Ich hab oben an Gunners Zitat gestellt, das Ding passt sowas auf den Punkt, besser geht es gar nicht!:vik:

Irgendein zuständiger Mod wird dies lesen, und meiner Bitte nachkommen, mich einfach restlos hier zu entfernen...

Der Liebe Gott schuf die Guten und die Bösen und zum Angeln die Friseusen.

War immer schön hier... 

Schade

Gruß Stefan


----------



## Gunnar. (5. Juli 2009)

*AW: Angler und Naturschutz - passt das zusammen?*

Hi Stefan,

Bevor deiner Bitte nachgekommen wird...........

Werd dich als angenhmen Diskusionspartner in Erinnerung behalten.
Hoffe das man sich irgendwo wieder liest....


----------



## Taxidermist (6. Juli 2009)

*AW: Angler und Naturschutz - passt das zusammen?*

@Forellenzemmel,Wie,du willst dich hier verpissen und kampflos,vielleicht irgendwelchen
Heulsusen und Angepaßten ,das Feld überlassen!
Bin ich absolut dagegen!Mir haben deine Beiträge immer sehr gefallen,denn es war oft recht erfrischend,die Meinung eines "Nicht Angepaßten" zu vernehmen,dazu noch
von einiger Substanz und meist gegen den allgemeinen "Dumpfbackentrend"
Das "Warum" interessiert mich,es wäre nett,mir mal ne PN zu
schreiben!

Taxidermist


----------



## Rosi (6. Juli 2009)

*AW: Angler und Naturschutz - passt das zusammen?*

Genau @Forellenzemmel, mir haben deine realistischen Beiträge auch sehr gefallen. Mach weiter damit! Zwischen schreiben und tun bestehen eh meistens himmelweite Unterschiede. Oder denkt hier jemand die Ferkel würden im AB zugeben, daß sie die alten Zeitungen und Madendosen ständig am Wasser vergessen? Oder untermaßige Fische verwerten, oder....

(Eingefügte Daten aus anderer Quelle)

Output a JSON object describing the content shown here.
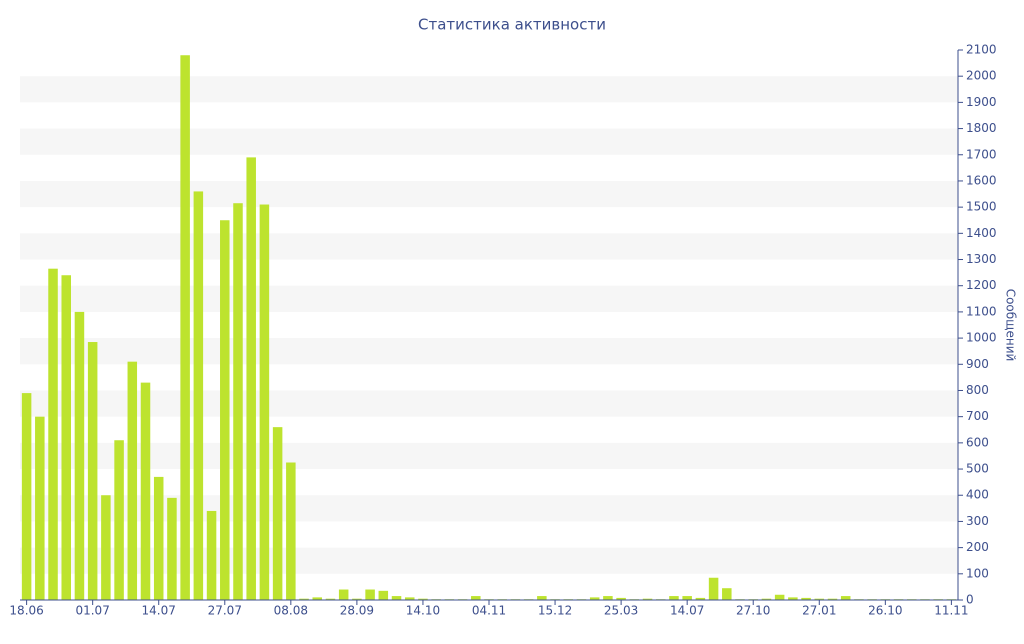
{
  "chart_data": {
    "type": "bar",
    "title": "Статистика активности",
    "y_axis_label": "Сообщений",
    "categories": [
      "18.06",
      null,
      null,
      null,
      null,
      "01.07",
      null,
      null,
      null,
      null,
      "14.07",
      null,
      null,
      null,
      null,
      "27.07",
      null,
      null,
      null,
      null,
      "08.08",
      null,
      null,
      null,
      null,
      "28.09",
      null,
      null,
      null,
      null,
      "14.10",
      null,
      null,
      null,
      null,
      "04.11",
      null,
      null,
      null,
      null,
      "15.12",
      null,
      null,
      null,
      null,
      "25.03",
      null,
      null,
      null,
      null,
      "14.07",
      null,
      null,
      null,
      null,
      "27.10",
      null,
      null,
      null,
      null,
      "27.01",
      null,
      null,
      null,
      null,
      "26.10",
      null,
      null,
      null,
      null,
      "11.11"
    ],
    "values": [
      790,
      700,
      1265,
      1240,
      1100,
      985,
      400,
      610,
      910,
      830,
      470,
      390,
      2080,
      1560,
      340,
      1450,
      1515,
      1690,
      1510,
      660,
      525,
      5,
      10,
      5,
      40,
      5,
      40,
      35,
      15,
      10,
      5,
      3,
      3,
      3,
      15,
      3,
      3,
      3,
      3,
      15,
      3,
      3,
      3,
      10,
      15,
      8,
      3,
      5,
      3,
      15,
      15,
      8,
      85,
      45,
      3,
      3,
      5,
      20,
      10,
      8,
      5,
      5,
      15,
      3,
      3,
      3,
      3,
      3,
      3,
      3,
      3
    ],
    "color": "#bde32e",
    "ylim": [
      0,
      2100
    ],
    "yticks": [
      0,
      100,
      200,
      300,
      400,
      500,
      600,
      700,
      800,
      900,
      1000,
      1100,
      1200,
      1300,
      1400,
      1500,
      1600,
      1700,
      1800,
      1900,
      2000,
      2100
    ],
    "grid": "bands",
    "y_axis_side": "right"
  }
}
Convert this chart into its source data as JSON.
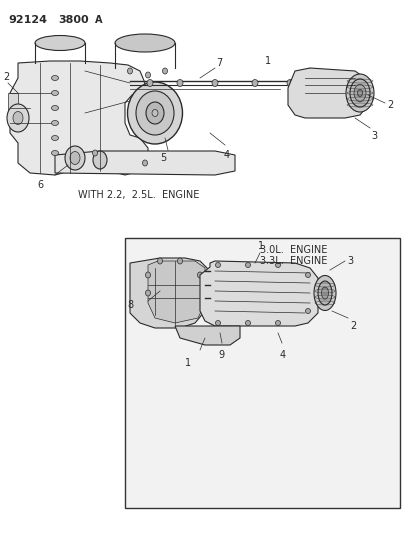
{
  "title": "92124 3800A",
  "bg_color": "#ffffff",
  "diagram_ink": "#2a2a2a",
  "top_caption": "WITH 2.2,  2.5L.  ENGINE",
  "box_caption_line1": "3.0L.  ENGINE",
  "box_caption_line2": "3.3L.  ENGINE",
  "figsize": [
    4.05,
    5.33
  ],
  "dpi": 100
}
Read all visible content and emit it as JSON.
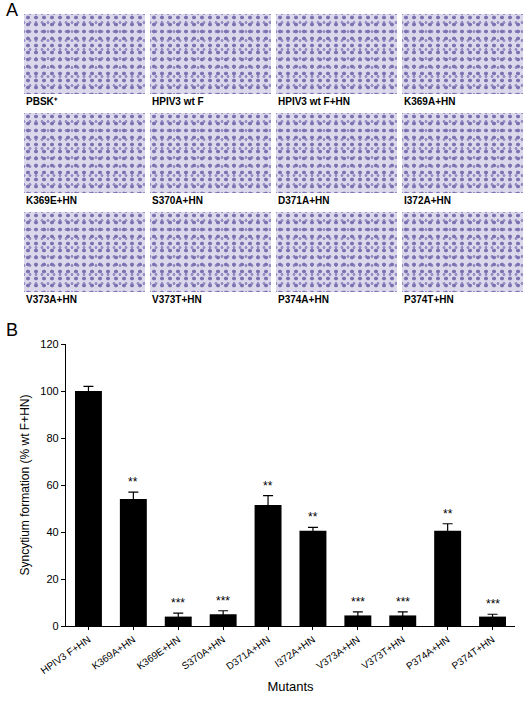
{
  "figure": {
    "panel_a": {
      "letter": "A",
      "images": [
        "PBSK⁺",
        "HPIV3 wt F",
        "HPIV3 wt F+HN",
        "K369A+HN",
        "K369E+HN",
        "S370A+HN",
        "D371A+HN",
        "I372A+HN",
        "V373A+HN",
        "V373T+HN",
        "P374A+HN",
        "P374T+HN"
      ]
    },
    "panel_b": {
      "letter": "B"
    }
  },
  "chart_data": {
    "type": "bar",
    "x_label": "Mutants",
    "y_label": "Syncytium formation (% wt F+HN)",
    "categories": [
      "HPIV3 F+HN",
      "K369A+HN",
      "K369E+HN",
      "S370A+HN",
      "D371A+HN",
      "I372A+HN",
      "V373A+HN",
      "V373T+HN",
      "P374A+HN",
      "P374T+HN"
    ],
    "values": [
      100,
      54,
      4,
      5,
      51.5,
      40.5,
      4.5,
      4.5,
      40.5,
      4
    ],
    "errors": [
      2,
      3,
      1.5,
      1.5,
      4,
      1.5,
      1.5,
      1.5,
      3,
      1
    ],
    "significance": [
      null,
      "**",
      "***",
      "***",
      "**",
      "**",
      "***",
      "***",
      "**",
      "***"
    ],
    "color": "#000000",
    "ylim": [
      0,
      120
    ],
    "yticks": [
      0,
      20,
      40,
      60,
      80,
      100,
      120
    ],
    "grid": false
  }
}
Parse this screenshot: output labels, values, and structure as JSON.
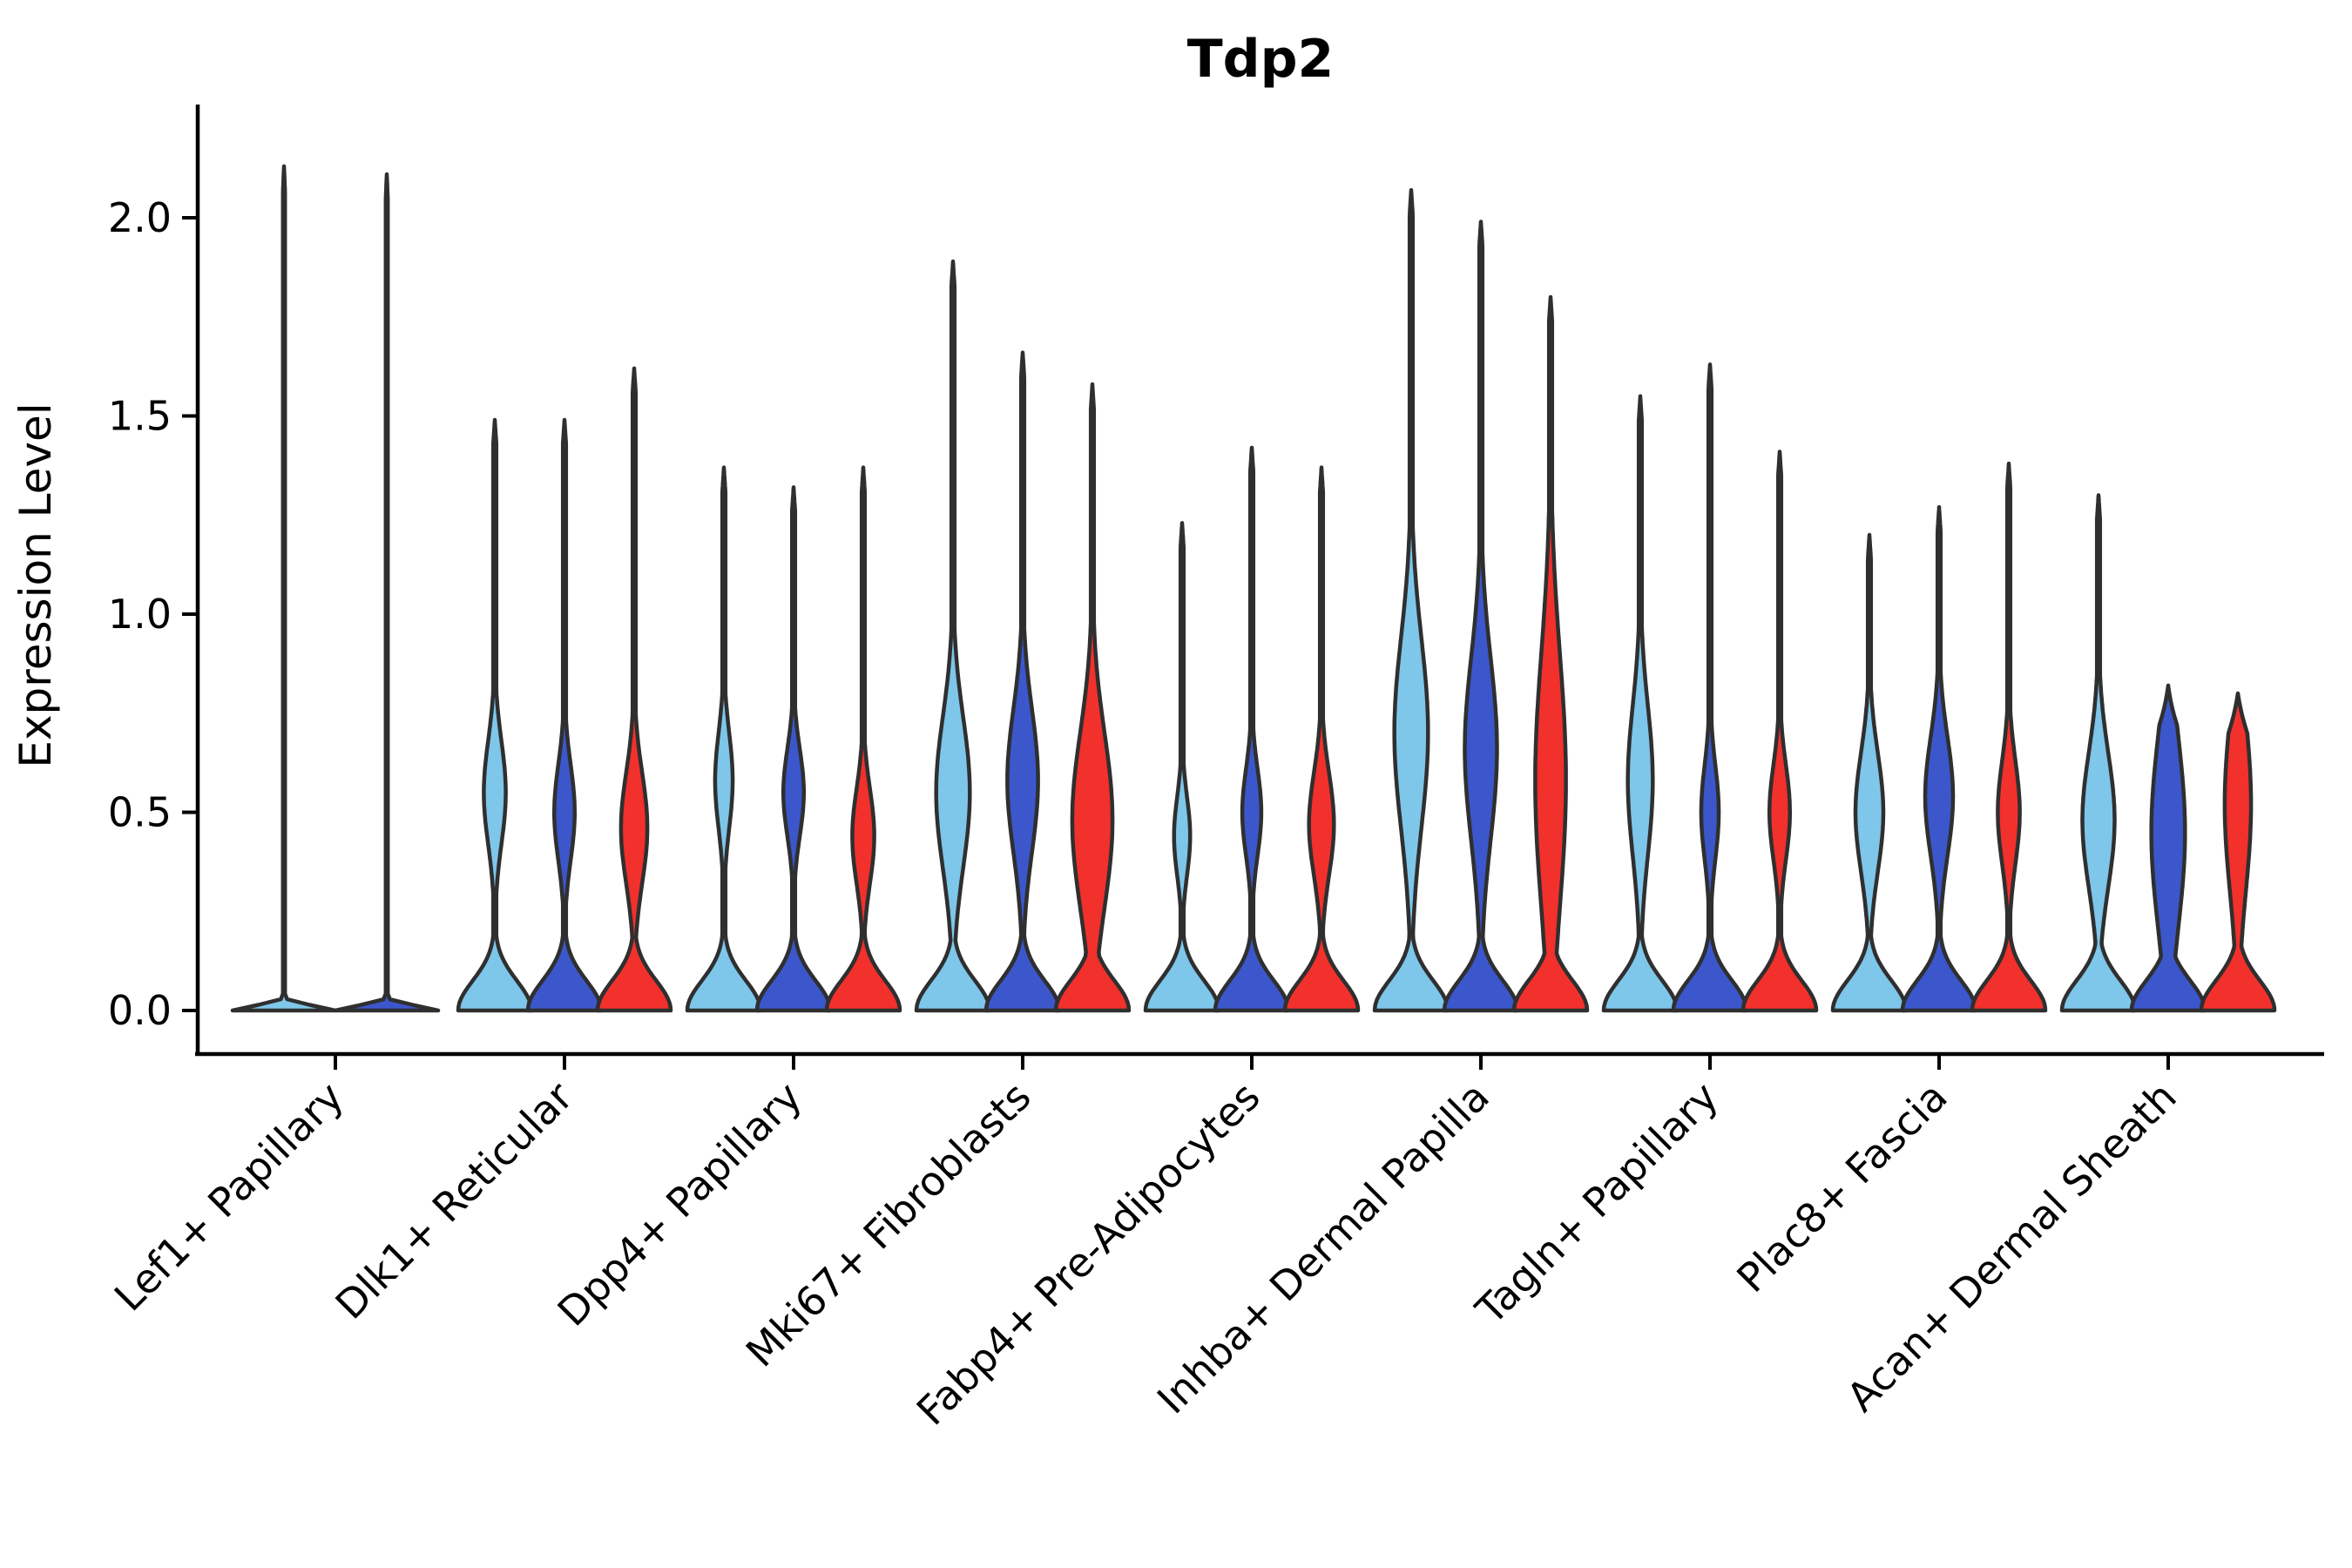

Oft kommen schon dolle Zweifel an der Aussage, wie innig die Angler mit der Natur umgehen. Besonders wenn sie dann gleich am Strand grillen, oder braune Meerforellen fix in ihren Kofferraum schleppen.

*Die Angler*, damit steht und fällt so eine verbindliche Aussage. Die Angler sind sehr verschieden. Der große Teil nimmt die Natur bewußt wahr, gestaltet die Teiche, sorgt für Nachwuchs, verhält sich nachhaltig. Doch auffälliger sind die schlechten Beispiele, die es zweifellos gibt.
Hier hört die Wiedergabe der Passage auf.